Something's wrong. There were war crimes in the quarry, or something. And what's with Rawls being a big landholder here? That seems dark.

But then, you're a singer yourself. The engagement is not til this evening. You're in the mall, you're walking with Rhonda. You're wearing a ball gown - I think it's royal blue. You head towards the dingy supermarket. You pass the busking singers. There are two soloists, and then behind them, three girls who provide the chorus. Because there are only thee of them they turn around and sing down the empty lift shaft so the reverb will fill out the sound of their voices and multiply them, making them sound more like a real choir. George Torbay is conducting. You reel, you don’t want him to see you but feel that he has - you jump the metal bar fence that fronts the supermarket then you're inside, in the eighties kmart glow. You head for what I suppose is the foriegn foods section. There they are - the mushrooms. Cut in quarters. Each quarter has the span of a vinyl record. They must have been seriously huge mushrooms when they were fresh and before they were quartered. They're dried, of course. In their compartment.

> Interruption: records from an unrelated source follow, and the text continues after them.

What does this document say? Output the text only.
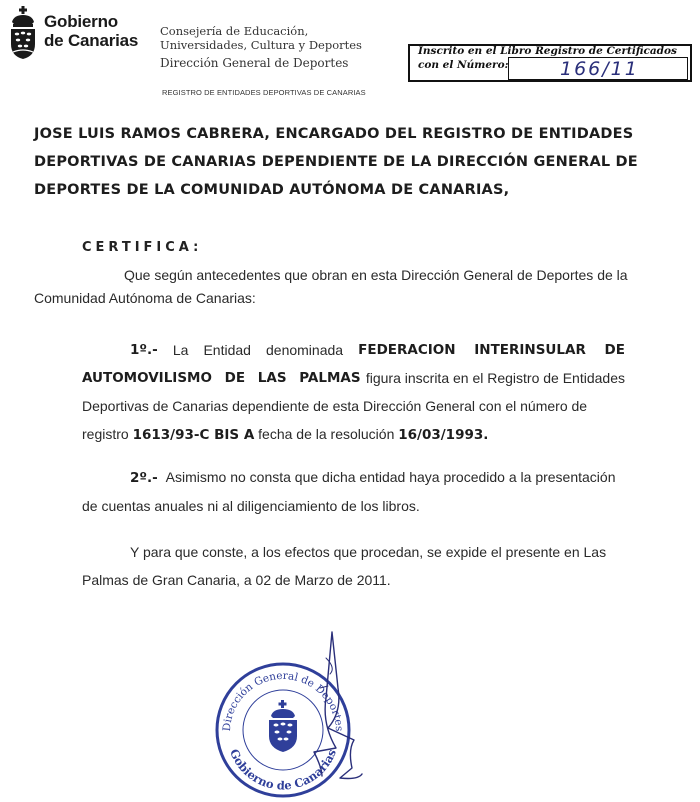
Gobierno
de Canarias Consejería de Educación,
Universidades, Cultura y Deportes
Dirección General de Deportes
REGISTRO DE ENTIDADES DEPORTIVAS DE CANARIAS
Inscrito en el Libro Registro de Certificados
con el Número:	166/11
JOSE LUIS RAMOS CABRERA, ENCARGADO DEL REGISTRO DE ENTIDADES
DEPORTIVAS DE CANARIAS DEPENDIENTE DE LA DIRECCIÓN GENERAL DE
DEPORTES DE LA COMUNIDAD AUTÓNOMA DE CANARIAS,
CERTIFICA:
Que según antecedentes que obran en esta Dirección General de Deportes de la
Comunidad Autónoma de Canarias:
1º.- La Entidad denominada FEDERACION INTERINSULAR DE
AUTOMOVILISMO DE LAS PALMAS figura inscrita en el Registro de Entidades
Deportivas de Canarias dependiente de esta Dirección General con el número de
registro 1613/93-C BIS A fecha de la resolución 16/03/1993.
2º.- Asimismo no consta que dicha entidad haya procedido a la presentación
de cuentas anuales ni al diligenciamiento de los libros.
Y para que conste, a los efectos que procedan, se expide el presente en Las
Palmas de Gran Canaria, a 02 de Marzo de 2011.
Dirección General de Deportes
Gobierno de Canarias
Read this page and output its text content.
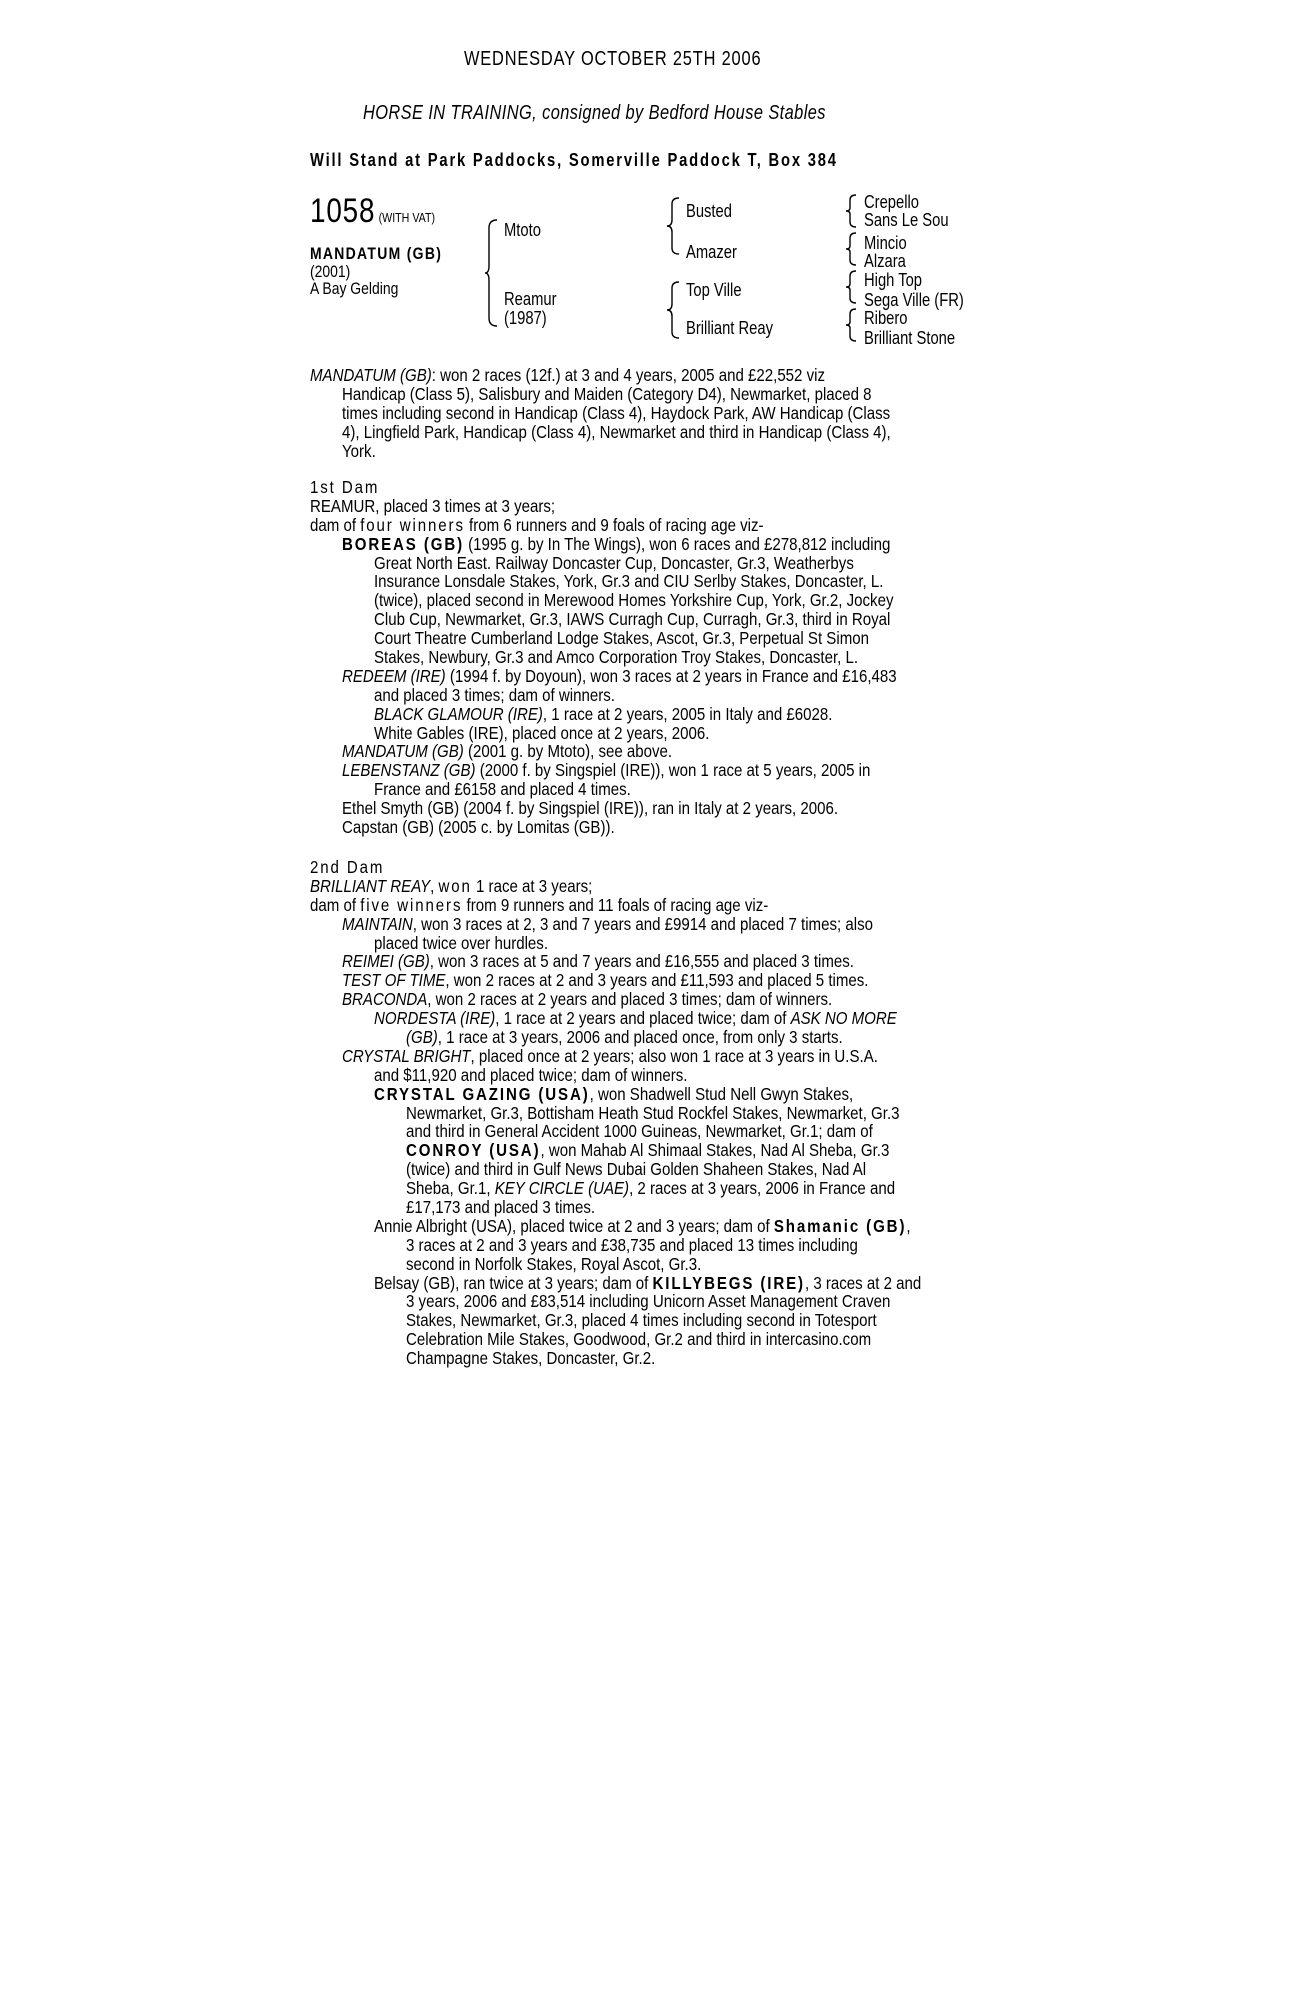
WEDNESDAY OCTOBER 25TH 2006
HORSE IN TRAINING, consigned by Bedford House Stables
Will Stand at Park Paddocks, Somerville Paddock T, Box 384
1058 (WITH VAT)
MANDATUM (GB)
(2001)
A Bay Gelding
Mtoto
Reamur
(1987)
Busted
Amazer
Top Ville
Brilliant Reay
Crepello
Sans Le Sou
Mincio
Alzara
High Top
Sega Ville (FR)
Ribero
Brilliant Stone
MANDATUM (GB): won 2 races (12f.) at 3 and 4 years, 2005 and £22,552 viz
Handicap (Class 5), Salisbury and Maiden (Category D4), Newmarket, placed 8
times including second in Handicap (Class 4), Haydock Park, AW Handicap (Class
4), Lingfield Park, Handicap (Class 4), Newmarket and third in Handicap (Class 4),
York.
1st Dam
REAMUR, placed 3 times at 3 years;
dam of four winners from 6 runners and 9 foals of racing age viz-
BOREAS (GB) (1995 g. by In The Wings), won 6 races and £278,812 including
Great North East. Railway Doncaster Cup, Doncaster, Gr.3, Weatherbys
Insurance Lonsdale Stakes, York, Gr.3 and CIU Serlby Stakes, Doncaster, L.
(twice), placed second in Merewood Homes Yorkshire Cup, York, Gr.2, Jockey
Club Cup, Newmarket, Gr.3, IAWS Curragh Cup, Curragh, Gr.3, third in Royal
Court Theatre Cumberland Lodge Stakes, Ascot, Gr.3, Perpetual St Simon
Stakes, Newbury, Gr.3 and Amco Corporation Troy Stakes, Doncaster, L.
REDEEM (IRE) (1994 f. by Doyoun), won 3 races at 2 years in France and £16,483
and placed 3 times; dam of winners.
BLACK GLAMOUR (IRE), 1 race at 2 years, 2005 in Italy and £6028.
White Gables (IRE), placed once at 2 years, 2006.
MANDATUM (GB) (2001 g. by Mtoto), see above.
LEBENSTANZ (GB) (2000 f. by Singspiel (IRE)), won 1 race at 5 years, 2005 in
France and £6158 and placed 4 times.
Ethel Smyth (GB) (2004 f. by Singspiel (IRE)), ran in Italy at 2 years, 2006.
Capstan (GB) (2005 c. by Lomitas (GB)).
2nd Dam
BRILLIANT REAY, won 1 race at 3 years;
dam of five winners from 9 runners and 11 foals of racing age viz-
MAINTAIN, won 3 races at 2, 3 and 7 years and £9914 and placed 7 times; also
placed twice over hurdles.
REIMEI (GB), won 3 races at 5 and 7 years and £16,555 and placed 3 times.
TEST OF TIME, won 2 races at 2 and 3 years and £11,593 and placed 5 times.
BRACONDA, won 2 races at 2 years and placed 3 times; dam of winners.
NORDESTA (IRE), 1 race at 2 years and placed twice; dam of ASK NO MORE
(GB), 1 race at 3 years, 2006 and placed once, from only 3 starts.
CRYSTAL BRIGHT, placed once at 2 years; also won 1 race at 3 years in U.S.A.
and $11,920 and placed twice; dam of winners.
CRYSTAL GAZING (USA), won Shadwell Stud Nell Gwyn Stakes,
Newmarket, Gr.3, Bottisham Heath Stud Rockfel Stakes, Newmarket, Gr.3
and third in General Accident 1000 Guineas, Newmarket, Gr.1; dam of
CONROY (USA), won Mahab Al Shimaal Stakes, Nad Al Sheba, Gr.3
(twice) and third in Gulf News Dubai Golden Shaheen Stakes, Nad Al
Sheba, Gr.1, KEY CIRCLE (UAE), 2 races at 3 years, 2006 in France and
£17,173 and placed 3 times.
Annie Albright (USA), placed twice at 2 and 3 years; dam of Shamanic (GB),
3 races at 2 and 3 years and £38,735 and placed 13 times including
second in Norfolk Stakes, Royal Ascot, Gr.3.
Belsay (GB), ran twice at 3 years; dam of KILLYBEGS (IRE), 3 races at 2 and
3 years, 2006 and £83,514 including Unicorn Asset Management Craven
Stakes, Newmarket, Gr.3, placed 4 times including second in Totesport
Celebration Mile Stakes, Goodwood, Gr.2 and third in intercasino.com
Champagne Stakes, Doncaster, Gr.2.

Up on the nearby shelf: the canned weetbix with milk.

Yes, it does seem as if, with this dream, you are mocking yourself. If only you'd get it!

THREE

Maybe the building was drowning. A hotel I think, the four of us, the family, staying in one room and we saw a dad and daughter from a neighbouring room going out now and then on the balcony looking over the sea. I don't know, anyway we had to keep going down the grey brick chute and the black meerkat cartoons were hitting each other over the head with their paddles with cartoon whacks, flattening the flat tops of each others cartoon heads. We went up the dark chut the other side, came out, went down again, Kit and I. At the bottom, the next time, there was the cartoon warthog. It chased us like a minotaur, reddish, bullying, and we were terrified and somehow we got up the chute slammed a cubicle door on it, I don't know, I felt heartbeat terrified, and then, up top, guilty sad - maybe we drowned it.

There was something also to do with a hospital bed and a very high ceiling in a huge gallery-white room with some hint of green, and all of us girls in our nighties.